Der zweite Abschnitt des Buches „Strukturen und Perspektiven des Übergangsmanagements“ umfasst die Beschreibung des Netzwerkes Integration der Senatsverwaltung Berlin (Katja Adolph, Svenje Marten), des strukturierten Übergangsmanagements im Sinne von Care-Management in den 36 Justizvollzugsanstalten NRW seit 2021 (Melanie Pracht, Manuel Sheikh) und der Konzeption einer Klient:innenbefragung in Niedersachsen (Merten Neumann, Helena Schüttler). Ein Interview mit Sven Wirsen verdeutlicht die Relevanz der ehrenamtlichen Arbeit bereits in der JVA für die spätere Zeit des Übergangs.

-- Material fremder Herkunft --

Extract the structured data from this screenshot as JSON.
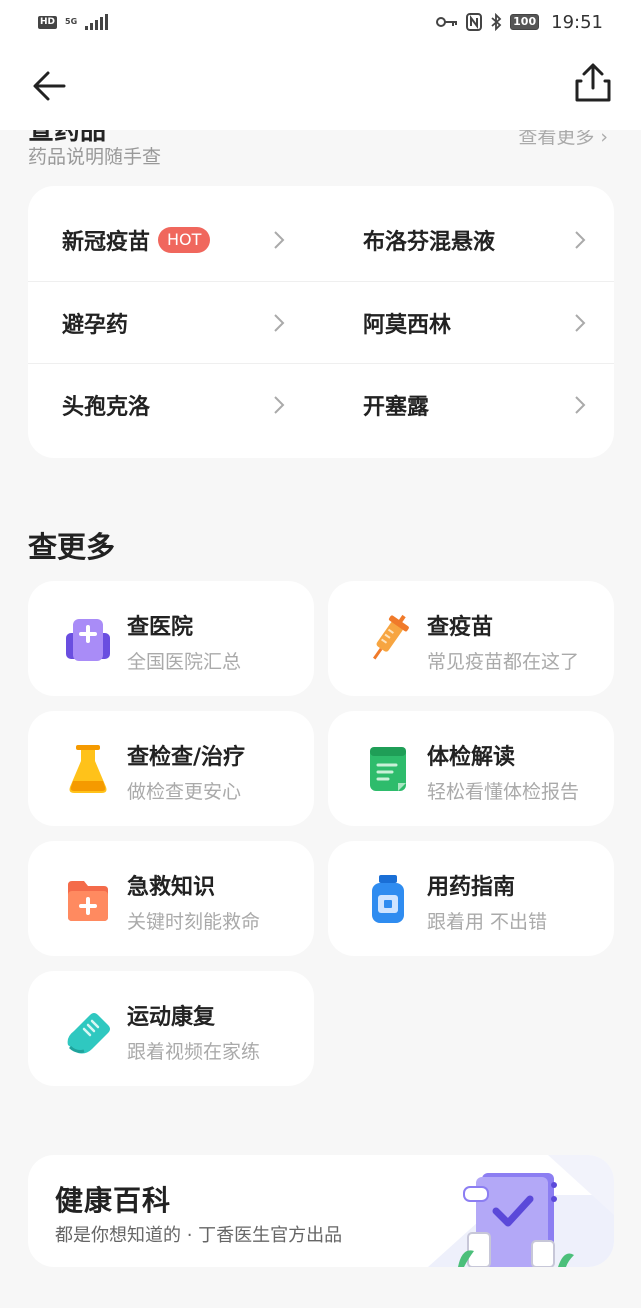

Der dritte Abschnitt „Praxisfelder“ umfasst zwei Beiträge zu ehrenamtlicher Arbeit. Heike Moorland stellt die Situation in NRW dar: ca. 1.800 Ehrenamtliche im Vollzug, seit 2023 eine landesweite Koordinationsstelle für das Ehrenamt in der Freien Straffälligenhilfe, Ehrenamtskoordination durch regionale Träger der Straffälligenhilfe in 12 Justizvollzugsanstalten und eine neue Koordinationsstelle im Bereich des Sozialdienstes der Justiz NRW. Sie schildert Möglichkeiten und Grenzen.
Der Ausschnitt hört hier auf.